Author: Tom Nagata, C Company
Puka Puka Parades, November 1996, #96-11
Tom Nagata reflects on meeting Joe Takata in Africa and his death at Salerno Bay
The 100th Infantry Battalion had landed in Oran, North Africa, on September 2, 1943. Our campsite was a short distance away and previous soldiers that had used the camp had named it “Goat Hill.” Couple of days later, it was my turn for night guard duty. At the guard tent that evening, I met the other NCO, Sgt. Shigeo Joe Takata from B Company and I was from C Company. After posting of the guards, we sat up all night talking and checking up on the sentries. Joe loved the game of baseball, and he mentioned that he played on the Asahi AJA baseball team. We talked of many things that night and parted as friends the next morning.

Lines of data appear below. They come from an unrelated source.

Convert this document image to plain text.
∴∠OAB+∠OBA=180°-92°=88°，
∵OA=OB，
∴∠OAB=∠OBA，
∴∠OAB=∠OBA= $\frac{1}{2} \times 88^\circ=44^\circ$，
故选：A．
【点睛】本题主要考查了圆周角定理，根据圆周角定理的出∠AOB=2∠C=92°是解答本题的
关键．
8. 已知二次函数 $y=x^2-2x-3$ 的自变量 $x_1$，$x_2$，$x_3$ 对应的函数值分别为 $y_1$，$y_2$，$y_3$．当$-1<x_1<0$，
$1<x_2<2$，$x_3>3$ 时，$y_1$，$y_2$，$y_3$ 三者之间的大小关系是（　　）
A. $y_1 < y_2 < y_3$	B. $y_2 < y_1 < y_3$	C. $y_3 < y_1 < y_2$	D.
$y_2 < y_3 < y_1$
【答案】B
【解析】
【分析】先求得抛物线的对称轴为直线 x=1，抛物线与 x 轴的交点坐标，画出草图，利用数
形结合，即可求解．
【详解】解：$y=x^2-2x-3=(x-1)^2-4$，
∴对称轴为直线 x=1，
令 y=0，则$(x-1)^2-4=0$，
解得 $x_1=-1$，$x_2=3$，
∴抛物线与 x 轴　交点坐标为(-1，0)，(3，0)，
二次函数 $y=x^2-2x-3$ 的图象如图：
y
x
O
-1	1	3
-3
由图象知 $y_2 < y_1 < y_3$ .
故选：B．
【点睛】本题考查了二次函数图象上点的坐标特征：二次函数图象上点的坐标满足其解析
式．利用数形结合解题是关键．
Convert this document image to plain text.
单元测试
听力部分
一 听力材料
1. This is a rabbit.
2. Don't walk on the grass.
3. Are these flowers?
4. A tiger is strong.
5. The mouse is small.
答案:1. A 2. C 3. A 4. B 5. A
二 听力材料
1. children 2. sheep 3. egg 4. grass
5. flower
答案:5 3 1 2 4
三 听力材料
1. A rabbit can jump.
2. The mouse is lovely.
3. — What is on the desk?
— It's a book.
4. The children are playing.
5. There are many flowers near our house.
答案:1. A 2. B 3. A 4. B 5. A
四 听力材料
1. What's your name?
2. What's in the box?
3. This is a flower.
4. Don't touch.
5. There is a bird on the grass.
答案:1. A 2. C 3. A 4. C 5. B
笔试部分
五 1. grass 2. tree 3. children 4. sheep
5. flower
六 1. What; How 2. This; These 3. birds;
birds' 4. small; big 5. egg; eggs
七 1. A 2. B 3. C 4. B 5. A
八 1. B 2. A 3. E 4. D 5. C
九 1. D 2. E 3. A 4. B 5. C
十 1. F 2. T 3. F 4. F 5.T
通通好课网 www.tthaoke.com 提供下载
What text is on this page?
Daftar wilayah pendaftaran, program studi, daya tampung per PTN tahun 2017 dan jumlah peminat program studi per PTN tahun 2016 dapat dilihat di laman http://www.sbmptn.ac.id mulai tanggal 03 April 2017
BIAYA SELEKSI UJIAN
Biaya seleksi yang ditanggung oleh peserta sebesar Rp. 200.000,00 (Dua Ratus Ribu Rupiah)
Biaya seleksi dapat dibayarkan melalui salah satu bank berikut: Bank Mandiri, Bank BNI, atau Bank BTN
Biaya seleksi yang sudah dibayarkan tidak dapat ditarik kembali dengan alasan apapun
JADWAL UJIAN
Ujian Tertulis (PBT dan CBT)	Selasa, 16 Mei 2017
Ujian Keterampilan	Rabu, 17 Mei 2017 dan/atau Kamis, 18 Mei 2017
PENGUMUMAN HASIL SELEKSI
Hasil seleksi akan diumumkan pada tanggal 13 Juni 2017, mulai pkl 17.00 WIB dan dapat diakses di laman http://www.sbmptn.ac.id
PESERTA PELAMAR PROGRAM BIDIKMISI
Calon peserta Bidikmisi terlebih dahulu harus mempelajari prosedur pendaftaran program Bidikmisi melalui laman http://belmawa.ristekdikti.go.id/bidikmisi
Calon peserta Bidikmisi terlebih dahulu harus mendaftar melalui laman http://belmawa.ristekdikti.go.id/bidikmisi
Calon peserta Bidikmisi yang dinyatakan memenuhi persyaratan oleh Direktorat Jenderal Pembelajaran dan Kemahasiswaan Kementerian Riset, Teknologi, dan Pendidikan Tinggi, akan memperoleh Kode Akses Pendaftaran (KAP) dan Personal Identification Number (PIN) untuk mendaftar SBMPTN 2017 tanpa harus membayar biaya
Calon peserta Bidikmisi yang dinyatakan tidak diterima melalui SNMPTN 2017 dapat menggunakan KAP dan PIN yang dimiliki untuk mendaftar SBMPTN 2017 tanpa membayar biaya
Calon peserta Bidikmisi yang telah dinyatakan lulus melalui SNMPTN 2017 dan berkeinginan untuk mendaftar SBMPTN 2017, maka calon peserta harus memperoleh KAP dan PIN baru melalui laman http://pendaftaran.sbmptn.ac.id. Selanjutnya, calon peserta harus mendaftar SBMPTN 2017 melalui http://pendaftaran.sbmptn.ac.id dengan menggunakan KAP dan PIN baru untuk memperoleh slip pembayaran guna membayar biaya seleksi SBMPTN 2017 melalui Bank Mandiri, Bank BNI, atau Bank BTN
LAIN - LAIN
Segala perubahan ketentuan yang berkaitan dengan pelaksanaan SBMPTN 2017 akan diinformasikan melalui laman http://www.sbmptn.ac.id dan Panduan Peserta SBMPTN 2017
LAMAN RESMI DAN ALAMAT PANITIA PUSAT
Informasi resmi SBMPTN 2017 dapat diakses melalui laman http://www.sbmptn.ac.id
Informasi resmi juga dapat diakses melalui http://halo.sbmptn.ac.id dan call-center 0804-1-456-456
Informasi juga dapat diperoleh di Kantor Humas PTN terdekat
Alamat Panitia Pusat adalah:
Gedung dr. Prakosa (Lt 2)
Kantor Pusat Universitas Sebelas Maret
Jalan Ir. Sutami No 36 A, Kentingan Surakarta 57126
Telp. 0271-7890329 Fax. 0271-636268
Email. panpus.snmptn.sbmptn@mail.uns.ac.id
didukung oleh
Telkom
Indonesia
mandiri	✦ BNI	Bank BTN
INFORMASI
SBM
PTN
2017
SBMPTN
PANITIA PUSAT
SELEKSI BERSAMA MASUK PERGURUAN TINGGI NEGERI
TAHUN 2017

The Battalion had arrived in Salerno Bay on the morning of September 22, 1943. The sky was clear, and the sea was calm. The enemy was miles away as we started to get off the boat. It was our turn to get down the boat by rope ladder and into the landing barges. As I sat down, I saw our Battalion Commander, Col. Farrant Turner and half of his staff already in the boat. We made a good landing and nobody got wet. I saw mullet swimming in the clear waters of the Sele River as we hiked up the hill. The vegetation turned from cactus plants at sea level to crab apple trees higher up. It had rained heavily the night before, so those of us that had slept in the open field got up early on the morning of September 29, 1943, to clean our rifles. We hiked and rode trucks and then hiked as we neared the battle zone. The farmers had harvested their chestnut trees and the nuts were piled in heaps in front of their farmhouses. Company “B” had taken the lead as we crossed into “no-man’s land.” C Company was in reserve behind Battalion headquarters. We passed some soldiers sitting in their foxholes from another outfit. Suddenly, we heard sounds of machine gun fire, and exploding mortar artillery shells up ahead. A spent shell fragment landed near me. Additional rifle fire was heard and then silence. Then, I heard the voice of Col. Turner ahead, reporting by radio to the Regiment that Sgt. Joe Takata had been killed by artillery shells, but that his heroic action in leading his men to outflank the enemy had caused the enemy to withdraw. The Colonel also said that he was putting the name of Sgt. Takata for the DSC Medal for Gallantry in Action. The Battalion moved forward and as each soldier passed the dead soldier by the road-side, offered a silent prayer to a brave comrade.